On my birthday, the Lord gave me a verse: "The Lord will provide." (Gen 22:14) The verse comes near the end of the story of Abraham and Isaac, after Abraham has laid his son on the altar and God spares his life. "The Lord will provide" is what Abraham named that place, for God had provided an offering, and spared Abraham from sacrificing what he cherished most in this world...his hope for his future and the fulfillment of what He believed God had promised him.
In the weeks preceeding my birthday, this passage of scripture came to mind often, along with a sense that my own most cherished hope for my future - marriage - also needed to be put on the altar. It has become more and more evident to me that my desire for marriage, my certainty that it is coming, my insistent and, at times, burdensome, hope that it will soon be reality and my devotion to God cannot co-exist. Something has to die.

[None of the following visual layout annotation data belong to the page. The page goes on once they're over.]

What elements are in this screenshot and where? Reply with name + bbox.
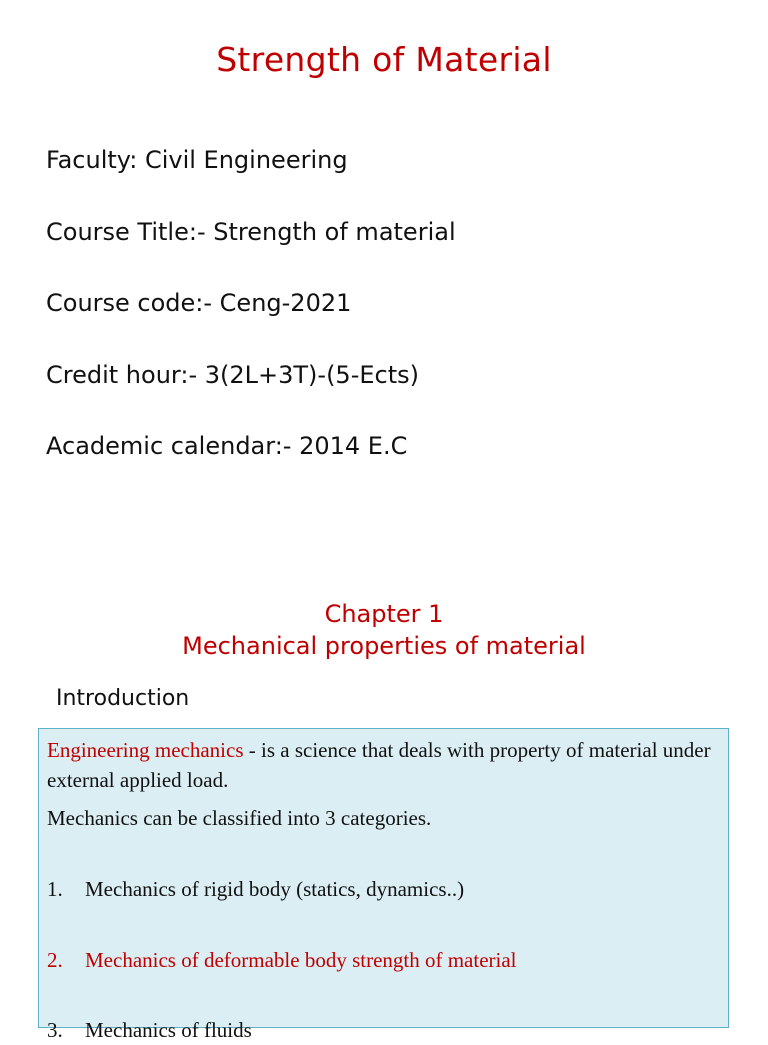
list-item-number: 3. bbox=[47, 1018, 63, 1042]
definition-paragraph bbox=[47, 735, 722, 795]
course-title-line: Course Title:- Strength of material bbox=[46, 218, 456, 246]
list-item-text: Mechanics of deformable body strength of material bbox=[85, 948, 517, 972]
list-item bbox=[47, 874, 722, 904]
list-item-text: Mechanics of rigid body (statics, dynamics..) bbox=[85, 877, 465, 901]
content-box bbox=[38, 728, 729, 1042]
course-code-line: Course code:- Ceng-2021 bbox=[46, 289, 352, 317]
list-item bbox=[47, 1015, 722, 1045]
classification-line: Mechanics can be classified into 3 categories. bbox=[47, 806, 432, 830]
definition-term: Engineering mechanics bbox=[47, 738, 244, 762]
credit-hour-line: Credit hour:- 3(2L+3T)-(5-Ects) bbox=[46, 361, 419, 389]
definition-text: - is a science that deals with property of material under external applied load. bbox=[47, 738, 711, 792]
list-item bbox=[47, 945, 722, 975]
list-item-number: 2. bbox=[47, 948, 63, 972]
faculty-line: Faculty: Civil Engineering bbox=[46, 146, 348, 174]
list-item-number: 1. bbox=[47, 877, 63, 901]
chapter-title: Mechanical properties of material bbox=[182, 632, 586, 660]
section-heading: Introduction bbox=[56, 686, 190, 711]
academic-calendar-line: Academic calendar:- 2014 E.C bbox=[46, 432, 408, 460]
list-item-text: Mechanics of fluids bbox=[85, 1018, 252, 1042]
chapter-number: Chapter 1 bbox=[324, 600, 444, 628]
page-title: Strength of Material bbox=[216, 40, 552, 79]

As I've waited, though, something has been dying. My confidence in God to give good things, to hear and answer prayer, to bless those who are called by His name, to satisfy our souls has withered and has long been languishing on this bed of despair called "singleness". Because of this one thing, this one hope, this one dream, this one expectation, this one desire - which is neither promised or guaranteed or necessary - my view of God has become small and a bit resentful.
So, like Abraham, I've tied my future hope and joy to a person and not to God. Abraham had his son, mine is a phantom, but it is nonetheless wrong, sinful, and faithless. When God led Abraham up to the killing stone, he was saying "Isaac is not the fulfillment of my promises and purpose for your life...I am." Had God not provided a ram in a thicket that day, he would have provided another offspring...His promise to Abraham would have been just as sure.
God hasn't promised me marriage. He has promised me Himself, peace beyond understanding, joy unspeakable, a very present and constant help, and all things necessary for life and godliness. I keep insisting on putting "marriage" in that list of "all things". I keep insisting that God must fulfill this "desire of my heart". But the truth is, he doesn't. He may not. He has not. And that is what I am left with now. Thus far, God has said "no" to marriage for me, but He has promised that He will provide, that He will not withhold any good thing from me, and that He will never leave nor forsake me.
I am single. I am not forsaken. Now to the living...
As with any death, there is grief. Though this is "just" the death of a hope or dream, the grief is no less real. My tears are real. The heavy, squeezing and rending of my heart is real. But God...
Yesterday morning, in my quiet time with the Lord (my first in a while) he led me to a particular, and favorite, devotional book. It said: "As for God, His way is perfect. (Psalm 18:30) ...the love of God is searching...He is partiently teaching us truly to mean [this]. ...he does not hurry us, but He does wait for us...till we can look in His face and say - not with a sigh, but with a song, 'As for God, His way is perfect!' This is victory; nothing less can be called by that shining name!"
This is what I want. This is my new hope, my new dream. This is the promise I am claiming, and trusting that God will hear, and answer.